Jeżeli się szuka "zaginionego raju" znajdziesz go na wyspie z plażą ze złotymi piaskami, idealną na cały dzień relaksu, z dala od cywilizacji.
Wyspa Chrissi, nazywana jest również Złotą Wyspą stanowi ostatni przystanek przed wybrzeżem afrykańskim. W tym subtropikalnym raju z fantastycznymi plażami o milionach różnorodnych, kolorowych muszli. Wspaniały cedrowy las znajdujący się na plaż, będący zarazem jedynym już w Europie dodaje wspaniałego uroku plażom. Jak dobrze pamiętam za dostanie się na wyspę zapłaciliśmy 20 euro/os. gdzie spędzaliśmy cały dzień ciesząc się dziką natura:D
Oczywiście będąc w takim miejscu musieliśmy też trosze poszubrować pod wodą żeby zobaczyć co się pod nią kryje:)

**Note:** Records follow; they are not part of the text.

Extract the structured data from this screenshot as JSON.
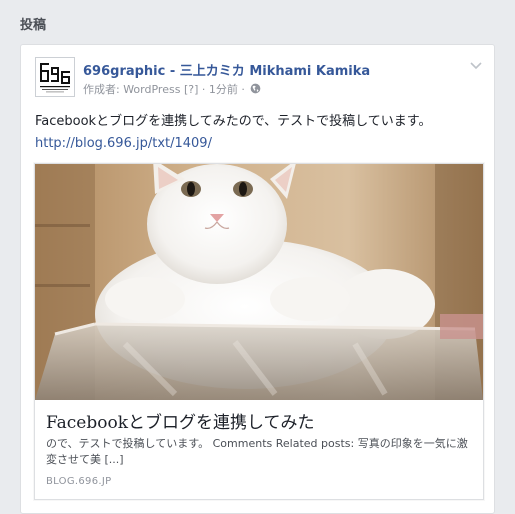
{
  "section": {
    "title": "投稿"
  },
  "post": {
    "author": "696graphic - 三上カミカ Mikhami Kamika",
    "meta": {
      "prefix": "作成者: ",
      "app": "WordPress",
      "help": "[?]",
      "separator": " · ",
      "time": "1分前",
      "separator2": " · "
    },
    "text": "Facebookとブログを連携してみたので、テストで投稿しています。",
    "link": "http://blog.696.jp/txt/1409/",
    "logo": {
      "text_lines": [
        "696graphic",
        "696.jp"
      ]
    },
    "attachment": {
      "title": "Facebookとブログを連携してみた",
      "description": "ので、テストで投稿しています。 Comments Related posts: 写真の印象を一気に激変させて美 [...]",
      "domain": "BLOG.696.JP"
    }
  },
  "icons": {
    "globe": "globe-icon",
    "chevron": "chevron-down-icon",
    "logo": "696graphic-logo"
  },
  "colors": {
    "link": "#365899",
    "background": "#e9ebee",
    "meta": "#90949c"
  }
}
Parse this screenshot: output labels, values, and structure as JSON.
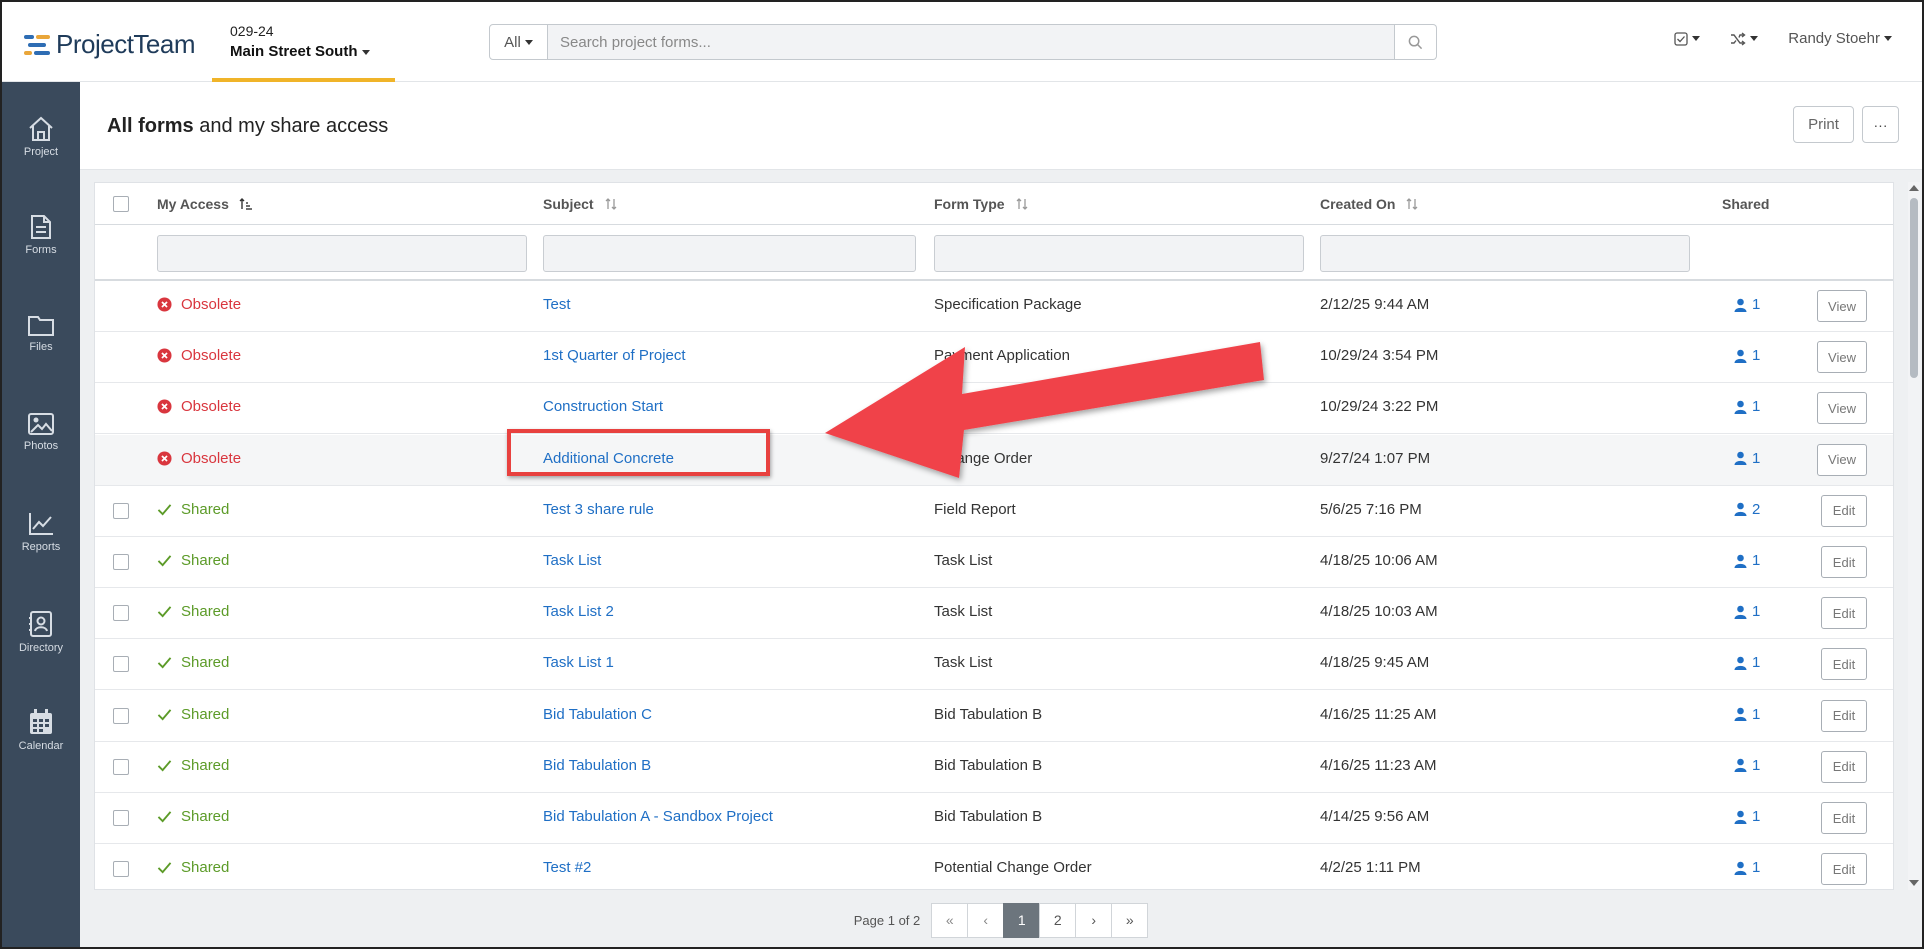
{
  "header": {
    "logo_text": "ProjectTeam",
    "project_code": "029-24",
    "project_name": "Main Street South",
    "search_filter": "All",
    "search_placeholder": "Search project forms...",
    "user_name": "Randy Stoehr"
  },
  "sidebar": {
    "items": [
      {
        "label": "Project",
        "icon": "home-icon"
      },
      {
        "label": "Forms",
        "icon": "document-icon"
      },
      {
        "label": "Files",
        "icon": "folder-icon"
      },
      {
        "label": "Photos",
        "icon": "image-icon"
      },
      {
        "label": "Reports",
        "icon": "chart-icon"
      },
      {
        "label": "Directory",
        "icon": "contact-card-icon"
      },
      {
        "label": "Calendar",
        "icon": "calendar-icon"
      }
    ]
  },
  "page": {
    "title_bold": "All forms",
    "title_rest": " and my share access",
    "print_label": "Print",
    "more_label": "···"
  },
  "table": {
    "columns": {
      "access": "My Access",
      "subject": "Subject",
      "form_type": "Form Type",
      "created_on": "Created On",
      "shared": "Shared"
    },
    "rows": [
      {
        "access": "Obsolete",
        "status": "obsolete",
        "subject": "Test",
        "form_type": "Specification Package",
        "created_on": "2/12/25 9:44 AM",
        "shared": "1",
        "action": "View"
      },
      {
        "access": "Obsolete",
        "status": "obsolete",
        "subject": "1st Quarter of Project",
        "form_type": "Payment Application",
        "created_on": "10/29/24 3:54 PM",
        "shared": "1",
        "action": "View"
      },
      {
        "access": "Obsolete",
        "status": "obsolete",
        "subject": "Construction Start",
        "form_type": "",
        "created_on": "10/29/24 3:22 PM",
        "shared": "1",
        "action": "View"
      },
      {
        "access": "Obsolete",
        "status": "obsolete",
        "subject": "Additional Concrete",
        "form_type": "hange Order",
        "created_on": "9/27/24 1:07 PM",
        "shared": "1",
        "action": "View"
      },
      {
        "access": "Shared",
        "status": "shared",
        "subject": "Test 3 share rule",
        "form_type": "Field Report",
        "created_on": "5/6/25 7:16 PM",
        "shared": "2",
        "action": "Edit"
      },
      {
        "access": "Shared",
        "status": "shared",
        "subject": "Task List",
        "form_type": "Task List",
        "created_on": "4/18/25 10:06 AM",
        "shared": "1",
        "action": "Edit"
      },
      {
        "access": "Shared",
        "status": "shared",
        "subject": "Task List 2",
        "form_type": "Task List",
        "created_on": "4/18/25 10:03 AM",
        "shared": "1",
        "action": "Edit"
      },
      {
        "access": "Shared",
        "status": "shared",
        "subject": "Task List 1",
        "form_type": "Task List",
        "created_on": "4/18/25 9:45 AM",
        "shared": "1",
        "action": "Edit"
      },
      {
        "access": "Shared",
        "status": "shared",
        "subject": "Bid Tabulation C",
        "form_type": "Bid Tabulation B",
        "created_on": "4/16/25 11:25 AM",
        "shared": "1",
        "action": "Edit"
      },
      {
        "access": "Shared",
        "status": "shared",
        "subject": "Bid Tabulation B",
        "form_type": "Bid Tabulation B",
        "created_on": "4/16/25 11:23 AM",
        "shared": "1",
        "action": "Edit"
      },
      {
        "access": "Shared",
        "status": "shared",
        "subject": "Bid Tabulation A - Sandbox Project",
        "form_type": "Bid Tabulation B",
        "created_on": "4/14/25 9:56 AM",
        "shared": "1",
        "action": "Edit"
      },
      {
        "access": "Shared",
        "status": "shared",
        "subject": "Test #2",
        "form_type": "Potential Change Order",
        "created_on": "4/2/25 1:11 PM",
        "shared": "1",
        "action": "Edit"
      }
    ]
  },
  "pager": {
    "label": "Page 1 of 2",
    "first": "«",
    "prev": "‹",
    "pages": [
      "1",
      "2"
    ],
    "next": "›",
    "last": "»"
  },
  "colors": {
    "obsolete": "#d9363e",
    "shared": "#5c9b28",
    "link": "#1f6fc5",
    "sidebar": "#3a4a5c",
    "annotation": "#e8413f"
  }
}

Chrissi jest wspaniałym miejscem żeby zapomnieć o całym Bożym świecie i tylko cieszyć się sobą i natura, tak wspaniale się tak bawiliśmy ze mimo że minęło już troszkę czasu nadal mam uczucie takie samo jak zaraz kiedy wróciłem do pokoju hotelowego. Czyli nieodpartą chęcią powrotu i nienasycenia tym cudnym miejscem!